そして何と驚くべき事に、この時代で、主人に対しても同じように奴隷を愛して仕えていくべき事を示します。9節。「主人たちよ。あなたがたも奴隷に対して同じようにしなさい。脅すことはやめなさい。あなたがたは、彼らの主、またあなたがたの主が天におられ、主は人を差別なさらないことを知っているのです。」。今でこそサーバントリーダー(仕えるリーダー)と言う言葉を聞きますが、今からおよそ2000年前の奴隷制度の時代に驚くべき教えです。
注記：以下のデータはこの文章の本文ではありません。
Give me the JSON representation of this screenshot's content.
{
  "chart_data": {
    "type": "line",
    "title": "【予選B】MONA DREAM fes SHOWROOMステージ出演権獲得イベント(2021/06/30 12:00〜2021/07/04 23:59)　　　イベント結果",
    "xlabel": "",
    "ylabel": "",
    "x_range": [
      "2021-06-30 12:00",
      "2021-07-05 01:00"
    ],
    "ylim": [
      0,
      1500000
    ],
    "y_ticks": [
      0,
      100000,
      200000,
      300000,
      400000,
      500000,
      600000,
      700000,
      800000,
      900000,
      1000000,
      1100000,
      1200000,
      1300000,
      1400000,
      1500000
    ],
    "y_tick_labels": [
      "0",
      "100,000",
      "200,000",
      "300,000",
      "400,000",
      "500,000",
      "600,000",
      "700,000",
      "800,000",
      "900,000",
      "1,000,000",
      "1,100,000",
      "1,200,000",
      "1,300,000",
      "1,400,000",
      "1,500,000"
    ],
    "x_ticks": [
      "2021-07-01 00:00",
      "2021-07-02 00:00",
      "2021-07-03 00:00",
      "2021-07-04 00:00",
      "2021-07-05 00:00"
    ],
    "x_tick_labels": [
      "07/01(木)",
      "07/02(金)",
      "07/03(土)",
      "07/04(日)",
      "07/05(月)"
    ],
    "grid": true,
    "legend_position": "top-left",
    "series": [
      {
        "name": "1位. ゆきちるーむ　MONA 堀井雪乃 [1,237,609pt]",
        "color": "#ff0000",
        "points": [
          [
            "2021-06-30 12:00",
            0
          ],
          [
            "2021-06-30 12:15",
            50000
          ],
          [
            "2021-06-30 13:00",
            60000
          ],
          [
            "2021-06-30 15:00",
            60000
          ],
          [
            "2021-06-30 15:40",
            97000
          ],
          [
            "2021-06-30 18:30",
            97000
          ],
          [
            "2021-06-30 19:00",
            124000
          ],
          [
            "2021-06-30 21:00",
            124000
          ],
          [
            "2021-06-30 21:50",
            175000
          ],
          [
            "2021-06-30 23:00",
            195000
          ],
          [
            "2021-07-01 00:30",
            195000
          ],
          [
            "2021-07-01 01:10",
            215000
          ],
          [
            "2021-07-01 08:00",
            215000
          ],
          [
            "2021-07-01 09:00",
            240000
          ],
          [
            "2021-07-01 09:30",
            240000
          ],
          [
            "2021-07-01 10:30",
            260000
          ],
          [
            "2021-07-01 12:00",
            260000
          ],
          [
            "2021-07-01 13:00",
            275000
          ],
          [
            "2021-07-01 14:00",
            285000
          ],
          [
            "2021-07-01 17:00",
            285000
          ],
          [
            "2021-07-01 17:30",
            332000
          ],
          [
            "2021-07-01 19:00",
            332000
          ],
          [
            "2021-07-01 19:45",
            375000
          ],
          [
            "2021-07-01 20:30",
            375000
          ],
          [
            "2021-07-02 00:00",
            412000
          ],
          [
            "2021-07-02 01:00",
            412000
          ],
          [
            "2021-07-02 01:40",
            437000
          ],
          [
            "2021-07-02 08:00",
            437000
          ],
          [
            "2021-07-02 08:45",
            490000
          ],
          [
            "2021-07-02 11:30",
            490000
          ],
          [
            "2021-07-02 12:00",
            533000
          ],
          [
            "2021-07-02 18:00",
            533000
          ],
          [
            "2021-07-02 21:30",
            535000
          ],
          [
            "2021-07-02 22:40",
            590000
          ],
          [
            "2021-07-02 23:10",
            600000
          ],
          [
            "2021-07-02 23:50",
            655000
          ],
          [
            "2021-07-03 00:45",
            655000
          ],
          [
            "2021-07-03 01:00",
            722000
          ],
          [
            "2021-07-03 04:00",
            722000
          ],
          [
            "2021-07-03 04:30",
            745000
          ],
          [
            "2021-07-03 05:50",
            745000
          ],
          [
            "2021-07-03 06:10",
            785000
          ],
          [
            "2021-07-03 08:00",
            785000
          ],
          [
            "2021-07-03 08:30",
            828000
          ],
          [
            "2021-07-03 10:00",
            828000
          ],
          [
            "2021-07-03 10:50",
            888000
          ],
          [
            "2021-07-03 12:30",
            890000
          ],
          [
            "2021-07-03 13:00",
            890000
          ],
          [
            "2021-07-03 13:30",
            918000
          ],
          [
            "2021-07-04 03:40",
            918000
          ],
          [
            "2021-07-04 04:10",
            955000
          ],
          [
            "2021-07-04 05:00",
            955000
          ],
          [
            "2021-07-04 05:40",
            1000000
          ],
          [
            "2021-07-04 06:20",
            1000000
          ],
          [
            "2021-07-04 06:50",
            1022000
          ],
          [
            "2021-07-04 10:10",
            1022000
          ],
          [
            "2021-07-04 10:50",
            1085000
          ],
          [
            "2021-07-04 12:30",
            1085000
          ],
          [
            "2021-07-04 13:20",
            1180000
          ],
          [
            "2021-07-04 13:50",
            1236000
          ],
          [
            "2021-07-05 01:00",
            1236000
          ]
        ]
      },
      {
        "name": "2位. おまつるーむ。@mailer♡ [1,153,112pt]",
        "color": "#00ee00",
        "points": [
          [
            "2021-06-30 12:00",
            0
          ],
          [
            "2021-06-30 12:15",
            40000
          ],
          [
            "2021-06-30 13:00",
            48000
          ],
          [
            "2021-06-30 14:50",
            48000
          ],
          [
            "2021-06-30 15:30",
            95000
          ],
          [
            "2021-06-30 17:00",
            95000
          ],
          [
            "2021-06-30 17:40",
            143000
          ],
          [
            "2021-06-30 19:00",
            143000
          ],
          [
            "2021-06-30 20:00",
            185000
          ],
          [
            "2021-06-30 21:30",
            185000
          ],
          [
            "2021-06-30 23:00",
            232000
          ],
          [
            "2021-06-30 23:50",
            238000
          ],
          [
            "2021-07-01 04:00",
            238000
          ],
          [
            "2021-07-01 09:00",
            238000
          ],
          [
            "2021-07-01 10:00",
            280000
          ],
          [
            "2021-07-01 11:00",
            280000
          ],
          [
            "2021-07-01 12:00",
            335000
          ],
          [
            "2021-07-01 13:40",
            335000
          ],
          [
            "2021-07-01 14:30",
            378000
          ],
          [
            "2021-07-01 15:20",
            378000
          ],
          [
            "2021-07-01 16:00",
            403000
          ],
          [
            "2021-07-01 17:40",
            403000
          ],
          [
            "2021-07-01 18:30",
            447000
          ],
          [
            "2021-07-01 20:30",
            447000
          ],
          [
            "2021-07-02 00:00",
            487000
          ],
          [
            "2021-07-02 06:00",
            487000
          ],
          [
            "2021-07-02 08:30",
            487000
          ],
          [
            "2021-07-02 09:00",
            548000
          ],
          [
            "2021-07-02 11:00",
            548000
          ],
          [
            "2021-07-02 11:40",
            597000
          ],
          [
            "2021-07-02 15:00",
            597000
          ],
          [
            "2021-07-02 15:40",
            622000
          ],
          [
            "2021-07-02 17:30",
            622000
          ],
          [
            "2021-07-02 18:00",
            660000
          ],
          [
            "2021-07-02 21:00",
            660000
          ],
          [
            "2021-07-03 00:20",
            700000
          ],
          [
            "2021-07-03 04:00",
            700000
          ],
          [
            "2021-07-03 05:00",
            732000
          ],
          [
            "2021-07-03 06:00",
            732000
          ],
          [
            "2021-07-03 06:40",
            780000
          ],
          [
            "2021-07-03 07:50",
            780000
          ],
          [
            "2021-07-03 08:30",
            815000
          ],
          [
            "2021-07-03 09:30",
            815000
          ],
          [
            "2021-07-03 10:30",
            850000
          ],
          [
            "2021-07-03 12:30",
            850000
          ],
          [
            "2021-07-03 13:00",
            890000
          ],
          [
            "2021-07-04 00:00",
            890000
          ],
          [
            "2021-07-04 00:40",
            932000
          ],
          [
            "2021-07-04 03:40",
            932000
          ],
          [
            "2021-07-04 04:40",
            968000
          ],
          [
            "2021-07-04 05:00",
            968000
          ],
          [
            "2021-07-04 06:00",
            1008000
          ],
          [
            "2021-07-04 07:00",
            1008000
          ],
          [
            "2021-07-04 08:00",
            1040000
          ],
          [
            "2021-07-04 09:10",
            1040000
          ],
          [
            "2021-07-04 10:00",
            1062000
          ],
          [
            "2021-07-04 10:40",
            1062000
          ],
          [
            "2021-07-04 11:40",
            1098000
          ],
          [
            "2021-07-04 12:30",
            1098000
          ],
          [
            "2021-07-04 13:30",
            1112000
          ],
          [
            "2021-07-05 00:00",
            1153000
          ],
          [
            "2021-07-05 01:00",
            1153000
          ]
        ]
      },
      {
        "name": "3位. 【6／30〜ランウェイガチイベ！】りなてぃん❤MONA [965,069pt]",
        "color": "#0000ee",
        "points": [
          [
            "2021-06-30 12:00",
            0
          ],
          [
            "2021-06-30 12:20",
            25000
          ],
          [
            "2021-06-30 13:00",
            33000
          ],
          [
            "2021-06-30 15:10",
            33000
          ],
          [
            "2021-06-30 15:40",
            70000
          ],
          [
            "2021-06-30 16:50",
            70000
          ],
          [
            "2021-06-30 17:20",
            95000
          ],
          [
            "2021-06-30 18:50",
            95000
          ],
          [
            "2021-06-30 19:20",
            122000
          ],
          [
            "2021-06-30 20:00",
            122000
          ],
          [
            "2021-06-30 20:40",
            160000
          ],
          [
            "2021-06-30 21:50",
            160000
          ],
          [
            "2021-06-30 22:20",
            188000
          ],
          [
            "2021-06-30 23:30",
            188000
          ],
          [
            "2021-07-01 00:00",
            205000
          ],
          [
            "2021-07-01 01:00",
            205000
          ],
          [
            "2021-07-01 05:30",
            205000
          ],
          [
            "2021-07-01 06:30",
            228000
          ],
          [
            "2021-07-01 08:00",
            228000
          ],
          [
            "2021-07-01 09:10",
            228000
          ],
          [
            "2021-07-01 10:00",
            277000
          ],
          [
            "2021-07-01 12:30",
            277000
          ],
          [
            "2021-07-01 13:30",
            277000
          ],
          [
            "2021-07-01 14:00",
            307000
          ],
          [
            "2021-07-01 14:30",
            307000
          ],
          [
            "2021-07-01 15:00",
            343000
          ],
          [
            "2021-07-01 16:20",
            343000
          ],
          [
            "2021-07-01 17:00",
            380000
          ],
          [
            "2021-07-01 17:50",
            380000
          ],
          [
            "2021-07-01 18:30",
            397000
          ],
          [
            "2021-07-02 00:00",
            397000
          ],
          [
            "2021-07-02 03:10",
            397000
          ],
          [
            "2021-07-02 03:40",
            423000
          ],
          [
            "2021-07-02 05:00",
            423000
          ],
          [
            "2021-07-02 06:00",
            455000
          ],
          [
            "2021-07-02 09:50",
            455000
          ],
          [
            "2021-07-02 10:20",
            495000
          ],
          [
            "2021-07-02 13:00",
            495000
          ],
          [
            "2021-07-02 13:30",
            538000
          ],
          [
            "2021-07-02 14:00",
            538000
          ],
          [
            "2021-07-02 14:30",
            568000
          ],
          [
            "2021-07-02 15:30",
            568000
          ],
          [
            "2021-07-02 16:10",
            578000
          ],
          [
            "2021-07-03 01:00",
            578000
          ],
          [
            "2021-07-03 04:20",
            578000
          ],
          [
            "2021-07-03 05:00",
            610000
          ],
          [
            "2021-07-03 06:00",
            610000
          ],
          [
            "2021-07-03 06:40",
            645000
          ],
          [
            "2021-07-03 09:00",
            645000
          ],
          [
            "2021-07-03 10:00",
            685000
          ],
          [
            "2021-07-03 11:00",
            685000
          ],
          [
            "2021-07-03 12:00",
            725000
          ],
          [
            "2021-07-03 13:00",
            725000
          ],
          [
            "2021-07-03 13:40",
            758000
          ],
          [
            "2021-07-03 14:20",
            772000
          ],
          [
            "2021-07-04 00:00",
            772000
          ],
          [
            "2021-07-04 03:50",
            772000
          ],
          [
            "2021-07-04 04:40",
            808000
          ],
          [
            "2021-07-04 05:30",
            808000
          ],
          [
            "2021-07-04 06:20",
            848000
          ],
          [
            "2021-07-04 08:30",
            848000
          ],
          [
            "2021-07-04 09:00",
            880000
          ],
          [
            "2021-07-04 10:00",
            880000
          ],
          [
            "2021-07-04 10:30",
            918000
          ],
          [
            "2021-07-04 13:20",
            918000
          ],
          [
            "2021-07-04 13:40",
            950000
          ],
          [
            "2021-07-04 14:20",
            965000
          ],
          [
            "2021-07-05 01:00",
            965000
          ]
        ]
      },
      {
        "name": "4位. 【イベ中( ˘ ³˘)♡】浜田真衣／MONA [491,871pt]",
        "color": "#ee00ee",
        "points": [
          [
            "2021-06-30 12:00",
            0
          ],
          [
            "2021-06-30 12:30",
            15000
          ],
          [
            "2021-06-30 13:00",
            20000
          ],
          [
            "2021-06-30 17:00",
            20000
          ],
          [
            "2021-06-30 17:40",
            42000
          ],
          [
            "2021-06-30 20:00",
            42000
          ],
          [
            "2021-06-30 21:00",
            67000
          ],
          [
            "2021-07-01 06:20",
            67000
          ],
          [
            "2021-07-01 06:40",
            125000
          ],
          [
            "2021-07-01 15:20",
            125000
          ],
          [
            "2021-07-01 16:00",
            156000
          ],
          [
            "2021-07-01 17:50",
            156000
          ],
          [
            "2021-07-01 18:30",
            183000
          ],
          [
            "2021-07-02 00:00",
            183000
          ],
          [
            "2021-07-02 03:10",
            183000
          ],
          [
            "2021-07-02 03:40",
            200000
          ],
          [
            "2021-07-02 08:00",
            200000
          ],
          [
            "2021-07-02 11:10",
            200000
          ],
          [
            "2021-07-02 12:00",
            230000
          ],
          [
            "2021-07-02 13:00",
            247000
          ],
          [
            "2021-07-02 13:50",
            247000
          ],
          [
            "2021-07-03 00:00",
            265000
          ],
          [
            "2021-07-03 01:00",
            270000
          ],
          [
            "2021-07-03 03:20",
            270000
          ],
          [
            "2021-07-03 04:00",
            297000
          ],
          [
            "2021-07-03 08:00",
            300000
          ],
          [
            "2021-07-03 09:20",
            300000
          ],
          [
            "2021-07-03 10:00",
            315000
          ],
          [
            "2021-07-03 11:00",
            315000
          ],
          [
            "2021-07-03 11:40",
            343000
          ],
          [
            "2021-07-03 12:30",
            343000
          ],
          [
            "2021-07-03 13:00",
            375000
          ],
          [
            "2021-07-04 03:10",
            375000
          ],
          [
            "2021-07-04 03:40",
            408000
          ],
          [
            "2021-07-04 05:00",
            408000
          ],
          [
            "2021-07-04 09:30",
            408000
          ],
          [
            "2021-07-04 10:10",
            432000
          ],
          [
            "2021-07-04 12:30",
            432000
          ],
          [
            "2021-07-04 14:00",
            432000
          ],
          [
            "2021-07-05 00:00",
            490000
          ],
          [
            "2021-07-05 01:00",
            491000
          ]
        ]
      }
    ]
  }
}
それは神は人を差別しないから(9)、というところから来ています。
そして、神は良い行い(例えば「人に良く仕える」)を見ていて下さり、良い報酬を与えて下さるからです。8節。「奴隷であっても自由人であっても、良いことを行えば、それぞれ主からその報いを受けることを、あなたがたは知っています。」とあります。この世の制度や常識や身分立場がどうであれ、神の御前に正しく生き、神に従って、良い行いをもって人に仕えるなら、その人に、神が必ず公平に報いて下さる。だから、自分の立場や身分や評価や待遇がどうであれ、いつも、主なる神様、主イエス・キリスト様に対するように真心から、主の御心に従って地上の主人に仕える事が教えられています。
神の御言葉に聞き、祈り、従って、自分の立場がどうであれ、神のしもべ、キリストのしもべとして、主にあって、隣人に仕えつつ、生活致しましょう。
(祈り)天の父なる神様。いつも主の御前に生き、主に対するように心から喜んで、主にあって、地上の主人にお仕えしていくために、主の謙遜を教えて下さい。良い行いを主が見ておられ、報酬を下さる事を感謝致します。イエス様によって、アーメン。